Pour une langue française non sexiste

Compte rendus de Pour une langue française non sexiste

Caroline Montpetit. “La guerre des mots vue par Céline Labrosse », Le Devoir, 12 janvier 2003 :
https://www.ledevoir.com/lire/17915/la-guerre-des-mots-vue-par-celine-labrosse

 

Livia Tutuc (Professeure, Princeton University). Compte rendu paru dans Women in French Studies, vol. 12, 2004, p. 136-137
https://muse.jhu.edu/article/498921/summary

 

Travail de linguiste, Pour une langue française non sexiste s’avère être un excellent instrument à utiliser pour des recherches sur l’emploi des genres dans la langue française. En montrant des contradictions et des changements parfois inexplicables dans l’institution des règles grammaticales, Céline Labrosse met en évidence, souvent de manière humoristique, les aspects irraisonnables du sexisme dans le langage.

Le texte est organisé en plusieurs courts chapitres, qui, tous, répondent à des interrogations sur les relations qu’entretient le langage avec des domaines tels que l’histoire, la sociologie, l’économie et la politique. Ce sont les nombreux exemples révélateurs de l’usage des genres en français qui constituent le corps de l’ouvrage et qui réussissent à jeter un éclairage critique sur les normes orthographiques et grammaticales. Ces exemples soutiennent parfaitement les arguments de l’auteure en faveur de la désexisation et de l’adaptation du français aux valeurs de la société actuelle. Le langage n’est pas immuable, et les livres de grammaire et les dictionnaires de français devraient subir des changements considérables (renoncer, par exemple, à la neutralité du genre masculin, qui « désigne le mâle, mais fonctionne aussi comme genre commun : c’est la forme dont on se sert dès qu’on ne spécifie pas qu’il s’agit d’un être de sexe féminin » – (35); ou, encore, trouver des noms féminins pour les professions qui n’étaient jusqu’à présent désignées qu’au masculin : « médecin », « professeur », « auteur », etc.). Céline Labrosse suggère également la reformulation de certaines expressions courantes ou le rajout de leurs équivalents féminins, comme, par exemple, dans le cas de : « Un homme politique » – « Une femme politique », « Les gens de la politique »; « Parole d’homme » – « Parole de femme », « Parole donnée »; « Un petit bonhomme (en dessin) » – « Une petite bonnefemme », « Une petite bonne femme ou un petit bonhomme »; « Mort d’homme » – « Mort de vie humaine », « Perte de vie humaine », pour ne citer que quelques-unes de ses suggestions (42-44).

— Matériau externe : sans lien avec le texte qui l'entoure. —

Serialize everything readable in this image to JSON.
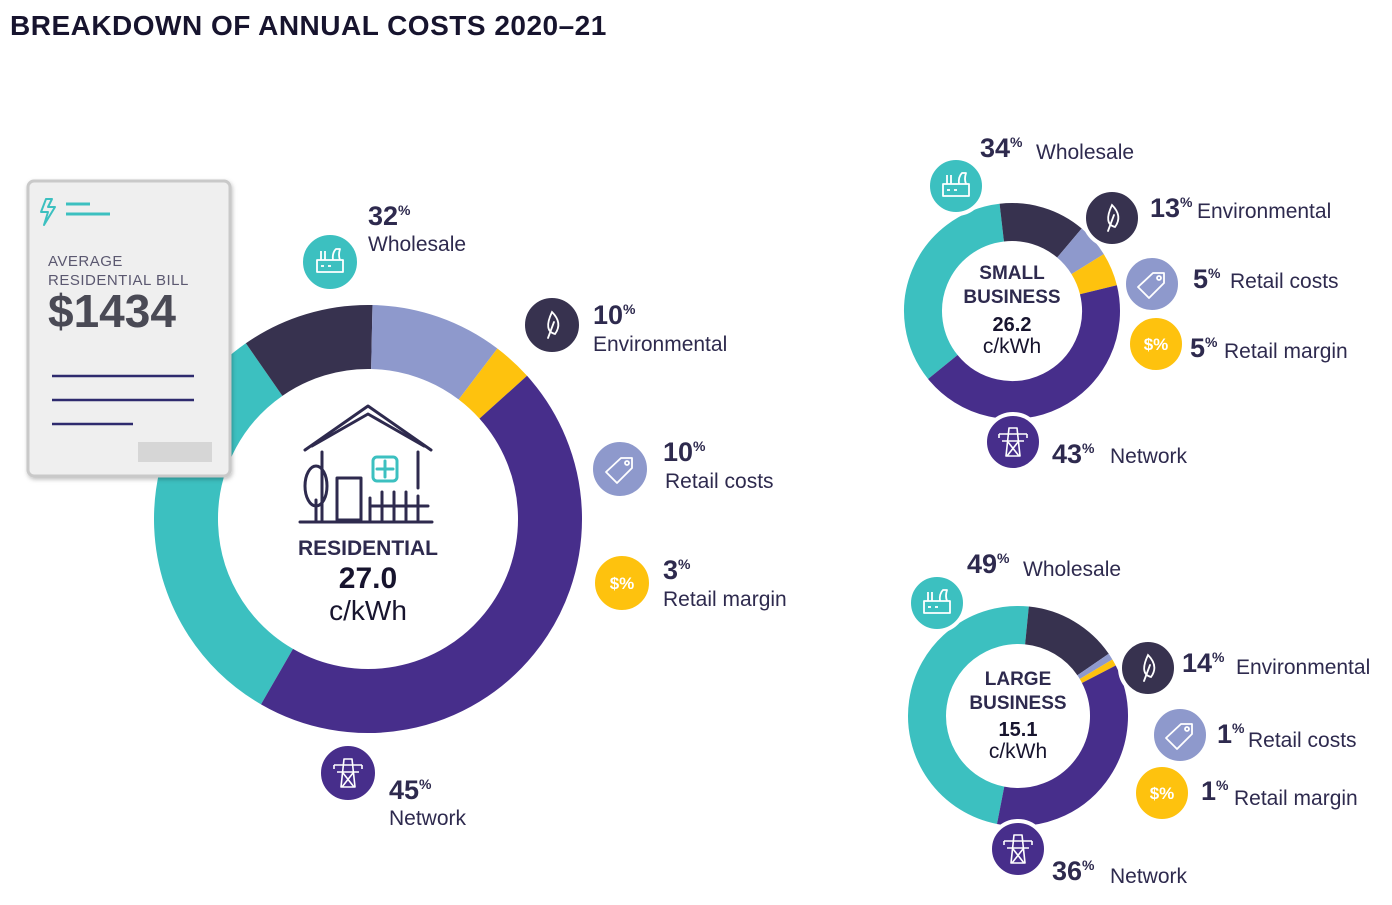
{
  "title": "BREAKDOWN OF ANNUAL COSTS 2020–21",
  "bill": {
    "label_line1": "AVERAGE",
    "label_line2": "RESIDENTIAL BILL",
    "amount": "$1434"
  },
  "colors": {
    "wholesale": "#3cc0c0",
    "environmental": "#37324f",
    "retail_costs": "#8e99cc",
    "retail_margin": "#fec20e",
    "network": "#472e8b"
  },
  "icons": {
    "wholesale": "factory-icon",
    "environmental": "leaf-icon",
    "retail_costs": "price-tag-icon",
    "retail_margin": "dollar-percent-icon",
    "network": "power-pylon-icon",
    "bill": "lightning-icon",
    "residential": "house-icon"
  },
  "percent_sign": "%",
  "retail_margin_icon_text": "$%",
  "chart_data": [
    {
      "type": "pie",
      "donut": true,
      "name": "RESIDENTIAL",
      "center_value": "27.0",
      "center_unit": "c/kWh",
      "categories": [
        "Wholesale",
        "Environmental",
        "Retail costs",
        "Retail margin",
        "Network"
      ],
      "values": [
        32,
        10,
        10,
        3,
        45
      ]
    },
    {
      "type": "pie",
      "donut": true,
      "name_line1": "SMALL",
      "name_line2": "BUSINESS",
      "center_value": "26.2",
      "center_unit": "c/kWh",
      "categories": [
        "Wholesale",
        "Environmental",
        "Retail costs",
        "Retail margin",
        "Network"
      ],
      "values": [
        34,
        13,
        5,
        5,
        43
      ]
    },
    {
      "type": "pie",
      "donut": true,
      "name_line1": "LARGE",
      "name_line2": "BUSINESS",
      "center_value": "15.1",
      "center_unit": "c/kWh",
      "categories": [
        "Wholesale",
        "Environmental",
        "Retail costs",
        "Retail margin",
        "Network"
      ],
      "values": [
        49,
        14,
        1,
        1,
        36
      ]
    }
  ]
}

Même si la plus grande partie de l’ouvrage se consacre à l’analyse de l’emploi des genres féminin et masculin avec une référence spécifique aux êtres humains, l’auteure montre également les difficultés d’expliquer le rapport qui existe entre genres et sexes pour les noms de choses et d’animaux.

Il est important de remarquer que Céline Labrosse fait dès le début le choix d’utiliser dans son texte (lorsqu’elle explique et argumente, et non seulement lorsqu’elle propose des solutions linguistiques) certaines formes grammaticales encore inusitées, toujours disputées par les dictionnaires, ce qui expose la lectrice et le lecteur à une nouvelle manière, souhaitable, d’ailleurs, de s’exprimer en français. Ce choix souligne, de plus, le caractère de manifeste propre à cet ouvrage; il questionne des préjugés et des normes orthographiques et emploie en même temps les rectifications qu’il propose. Il n’est peut-être pas fortuit non plus que ce livre paraît au Québec, et non pas chez un éditeur français, étant donné qu’au Canada de tels changements ont été plus vite acceptés, et quelques-unes de ces règles grammaticales modifiées y sont déjà couramment employées. La force des arguments exposés dans le texte de Céline Labrosse est visible aussi dans l’attitude que l’on commence à avoir envers le français et l’usage des genres grammaticaux après la lecture de Pour une langue française non sexiste. On ne peut plus s’adresser à une femme et ne pas dire ou écrire « professeure », « auteure », « écrivaine ».

Les excellentes références bibliographiques en fin d’ouvrage s’ajoutent aux interrogations et aux réflexions suscitées par ce travail sociolinguistique et le rendent indispensable à toute recherche qui touche aux rapports entre société et langue.